Les tensions entre le pouvoir politique et le pouvoir judiciaire sont à leur comble. Lors du congrès de l'Association du droit public, les juges Itshak Amit et Aharon Barak, actuel et ancien président de la Cour suprême, ont mené une attaque en règle contre le ministre de la Justice et le Premier ministre.
"La critique publique et institutionnelle est le souffle vital d'une société démocratique éprise de vie. Dans un véritable régime démocratique, aucune autorité n'est exemptée de critique et de contrôle de ses actions'', a commencé le juge Amit.
Il a ensuite dénoncé fermement l'attitude du ministre de la Justice Yariv Levin, qui refuse de le reconnaître en tant que président de la Cour suprême : "Une partie intégrante de cette campagne contre l'autorité judiciaire est le boycott que le ministre de la Justice pratique contre le président de la Cour suprême. En réalité, il ne s'agit pas d'un boycott contre moi, Yitzhak Amit, dans mes fonctions de président. Le boycott vise l'ensemble du système judiciaire et son rôle dans une société démocratique."

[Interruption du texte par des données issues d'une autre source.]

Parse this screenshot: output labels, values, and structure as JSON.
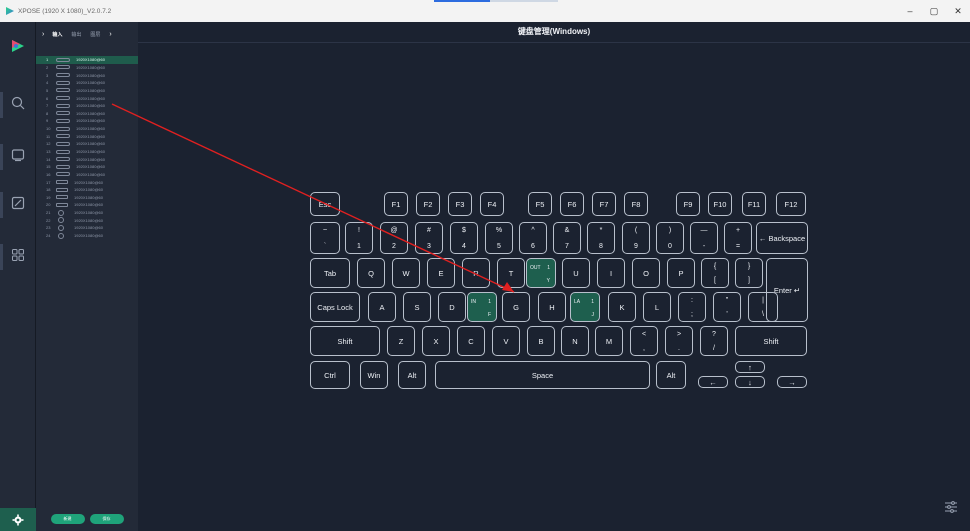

"Depuis environ un an et demi, le ministre boycotte le système judiciaire, et par là même prive le public israélien qui s'adresse aux tribunaux. Tout au long de cette période, j'ai appelé à plusieurs reprises le ministre à revenir à la table du dialogue et au chemin de la coopération'', a poursuivi le juge.
Itshak Amit a également émis des critiques sévères sur l'attitude du public qui vient assister aux audiences de la Cour suprême ces derniers mois et qui manifeste bruyamment son mécontentement face à l'attitude de l'autorité judiciaire: "Il est vrai que dans une démocratie, la justice doit être rendue et être vue comme étant rendue. Mais on ne peut accepter que le principe de publicité des débats soit détourné pour saper l'audience elle-même'', a-t-il dénoncé.